Q - Dans les sanctions, une grande partie des titres de séjour sont délivrés notamment par la France aux Russes. Comment vous l'expliquez ? Ce n'est pas le cas de beaucoup de pays européens qui souhaiteraient que dans ce 21e paquet de sanctions, eh bien, ça n'ait plus lieu du côté de la France et notamment de l'Italie et l'Espagne qui sont aussi des pays qui continuent de donner des titres de séjour à des Russes et notamment des combattants russes…

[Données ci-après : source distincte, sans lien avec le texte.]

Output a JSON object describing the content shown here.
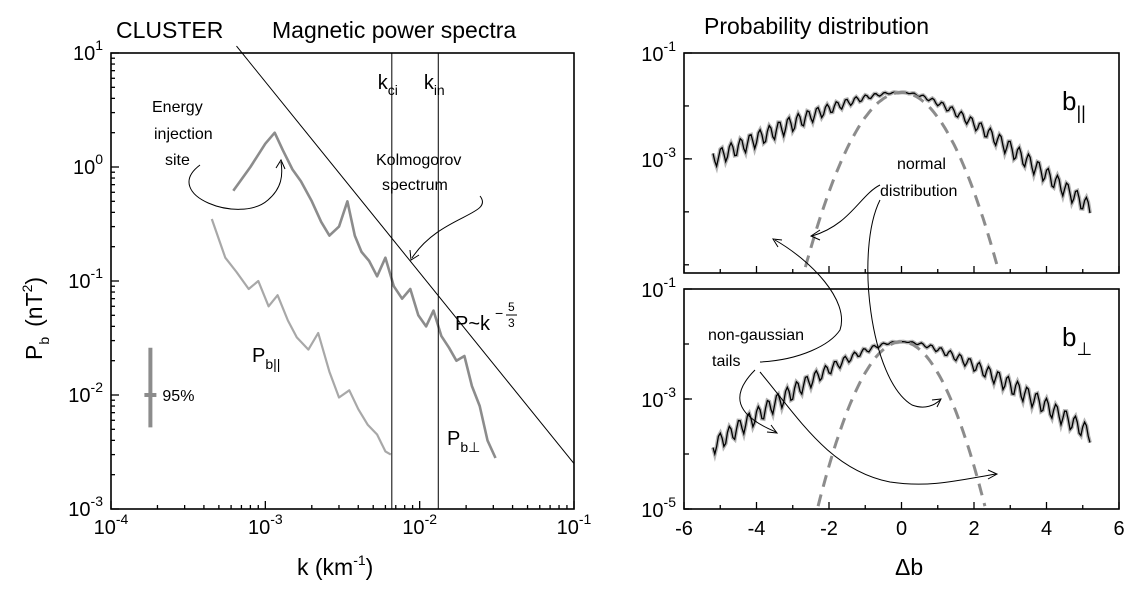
{
  "header": {
    "left_title_1": "CLUSTER",
    "left_title_2": "Magnetic power spectra",
    "right_title": "Probability distribution"
  },
  "colors": {
    "gray_dark": "#8c8c8c",
    "gray_light": "#a8a8a8",
    "black": "#000000"
  },
  "chart_data": [
    {
      "type": "line",
      "title": "Magnetic power spectra",
      "xlabel": "k (km",
      "xlabel_sup": "-1",
      "xlabel_close": ")",
      "ylabel": "P",
      "ylabel_sub": "b",
      "ylabel_unit": "(nT",
      "ylabel_unit_sup": "2",
      "ylabel_unit_close": ")",
      "xscale": "log",
      "yscale": "log",
      "xlim": [
        0.0001,
        0.1
      ],
      "ylim": [
        0.001,
        10
      ],
      "x_ticks": [
        {
          "base": "10",
          "exp": "-4",
          "value": 0.0001
        },
        {
          "base": "10",
          "exp": "-3",
          "value": 0.001
        },
        {
          "base": "10",
          "exp": "-2",
          "value": 0.01
        },
        {
          "base": "10",
          "exp": "-1",
          "value": 0.1
        }
      ],
      "y_ticks": [
        {
          "base": "10",
          "exp": "-3",
          "value": 0.001
        },
        {
          "base": "10",
          "exp": "-2",
          "value": 0.01
        },
        {
          "base": "10",
          "exp": "-1",
          "value": 0.1
        },
        {
          "base": "10",
          "exp": "0",
          "value": 1
        },
        {
          "base": "10",
          "exp": "1",
          "value": 10
        }
      ],
      "series": [
        {
          "name": "P b⊥",
          "label_main": "P",
          "label_sub": "b⊥",
          "color": "#8c8c8c",
          "x": [
            0.00062,
            0.0008,
            0.001,
            0.00115,
            0.0013,
            0.0015,
            0.0017,
            0.002,
            0.0023,
            0.0026,
            0.003,
            0.0034,
            0.0038,
            0.0042,
            0.0047,
            0.0053,
            0.006,
            0.0068,
            0.0077,
            0.0087,
            0.0098,
            0.011,
            0.0123,
            0.0138,
            0.0155,
            0.0173,
            0.0195,
            0.0218,
            0.0245,
            0.0275,
            0.031
          ],
          "y": [
            0.62,
            1.0,
            1.6,
            2.0,
            1.4,
            0.95,
            0.75,
            0.5,
            0.33,
            0.25,
            0.3,
            0.5,
            0.25,
            0.18,
            0.15,
            0.11,
            0.16,
            0.09,
            0.07,
            0.085,
            0.05,
            0.04,
            0.055,
            0.033,
            0.026,
            0.02,
            0.022,
            0.012,
            0.008,
            0.004,
            0.0028
          ]
        },
        {
          "name": "P b||",
          "label_main": "P",
          "label_sub": "b||",
          "color": "#a8a8a8",
          "x": [
            0.00045,
            0.00055,
            0.00065,
            0.00078,
            0.0009,
            0.00105,
            0.0012,
            0.0014,
            0.0016,
            0.0019,
            0.0022,
            0.0026,
            0.003,
            0.0035,
            0.004,
            0.0046,
            0.0053,
            0.006,
            0.0065
          ],
          "y": [
            0.35,
            0.16,
            0.12,
            0.085,
            0.1,
            0.06,
            0.075,
            0.045,
            0.032,
            0.025,
            0.035,
            0.016,
            0.0095,
            0.011,
            0.0075,
            0.0055,
            0.0045,
            0.0032,
            0.003
          ]
        },
        {
          "name": "Kolmogorov spectrum",
          "label_main": "P~k",
          "label_exp": "−",
          "label_frac_num": "5",
          "label_frac_den": "3",
          "color": "#000000",
          "x": [
            0.00065,
            0.1
          ],
          "y": [
            11.5,
            0.0025
          ]
        }
      ],
      "vlines": [
        {
          "label": "k",
          "label_sub": "ci",
          "x": 0.0066
        },
        {
          "label": "k",
          "label_sub": "in",
          "x": 0.0132
        }
      ],
      "error_bar": {
        "label": "95%",
        "x": 0.00018,
        "y": 0.01,
        "ylow": 0.0052,
        "yhigh": 0.026
      },
      "annotations": {
        "energy": [
          "Energy",
          "injection",
          "site"
        ],
        "kolmogorov": [
          "Kolmogorov",
          "spectrum"
        ]
      }
    },
    {
      "type": "line",
      "title": "Probability distribution",
      "xlabel": "Δb",
      "xlim": [
        -6,
        6
      ],
      "x_ticks": [
        -6,
        -4,
        -2,
        0,
        2,
        4,
        6
      ],
      "yscale": "log",
      "panels": [
        {
          "name": "b||",
          "label_main": "b",
          "label_sub": "||",
          "ylim": [
            7e-06,
            0.1
          ],
          "y_ticks": [
            {
              "base": "10",
              "exp": "-1",
              "value": 0.1
            },
            {
              "base": "10",
              "exp": "-3",
              "value": 0.001
            }
          ],
          "series": [
            {
              "name": "data",
              "color": "#000000",
              "center": 0.0,
              "peak": 0.018,
              "left_scale": 1.3,
              "right_scale": 0.85,
              "min": 1e-05
            },
            {
              "name": "normal distribution",
              "color": "#8c8c8c",
              "dashed": true,
              "center": 0.0,
              "peak": 0.018,
              "sigma": 0.68
            }
          ]
        },
        {
          "name": "b⊥",
          "label_main": "b",
          "label_sub": "⊥",
          "ylim": [
            1e-05,
            0.1
          ],
          "y_ticks": [
            {
              "base": "10",
              "exp": "-1",
              "value": 0.1
            },
            {
              "base": "10",
              "exp": "-3",
              "value": 0.001
            },
            {
              "base": "10",
              "exp": "-5",
              "value": 1e-05
            }
          ],
          "series": [
            {
              "name": "data",
              "color": "#000000",
              "center": 0.0,
              "peak": 0.011,
              "left_scale": 0.95,
              "right_scale": 1.05,
              "min": 1e-05
            },
            {
              "name": "normal distribution",
              "color": "#8c8c8c",
              "dashed": true,
              "center": 0.0,
              "peak": 0.011,
              "sigma": 0.62
            }
          ]
        }
      ],
      "annotations": {
        "normal": [
          "normal",
          "distribution"
        ],
        "tails": [
          "non-gaussian",
          "tails"
        ]
      }
    }
  ]
}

R - Oui, ça fait partie des discussions que nous avons avec nos partenaires européens et que nous avons eue à plusieurs reprises. Nous n'avons pas toujours été les plus fermés sur ce type de question, c'est-à-dire la manière dont les visas, les titres sont délivrés. Il y a des sujets sur lesquels on est plus vigilants, plus réticents que d'autres, on est plus allants. Nous entendons adopter un 21e paquet de sanctions d'ici la mi-juillet et on va voir jusqu'où ces discussions vont nous amener.

Q - Justement, il y a une liste de 80 propagandistes qui a été donnée à la Commission européenne, notamment par le groupe Renew. Ils ont voulu y ajouter Xenia Fedorova qui est sur une des chaînes françaises à l'heure actuelle. Vous avez parlé de propagandistes patentés. Est-ce que vous allez notamment lui enlever son titre de séjour ?

R - Alors, c'est une question qui n'appartient pas au ministère des Affaires étrangères. La première partie de la question, oui, puisque vous avez évoqué la question des sanctions européennes. S'agissant de son titre de séjour, vous savez qu'il y a un état de droit dans notre pays, des procédures administratives qui, en l'occurrence, ont été suivies. Et même si je l'ai dit, il me semble que madame Fedorova est une propagandiste patentée, même si je n'ai rien à dire sur la liberté éditoriale qui doit être préservée, que lui ouvrir des colonnes ou des studios, c'est servir la soupe de Vladimir Poutine. Mais ce n'est pas à moi de déterminer si la ligne éditoriale est correcte ou etc. C'est à l'ARCOM qui a été saisir de rendre son avis sur cette question.

Q - Merci Monsieur le ministre pour cette interview au Quai d'Orsay.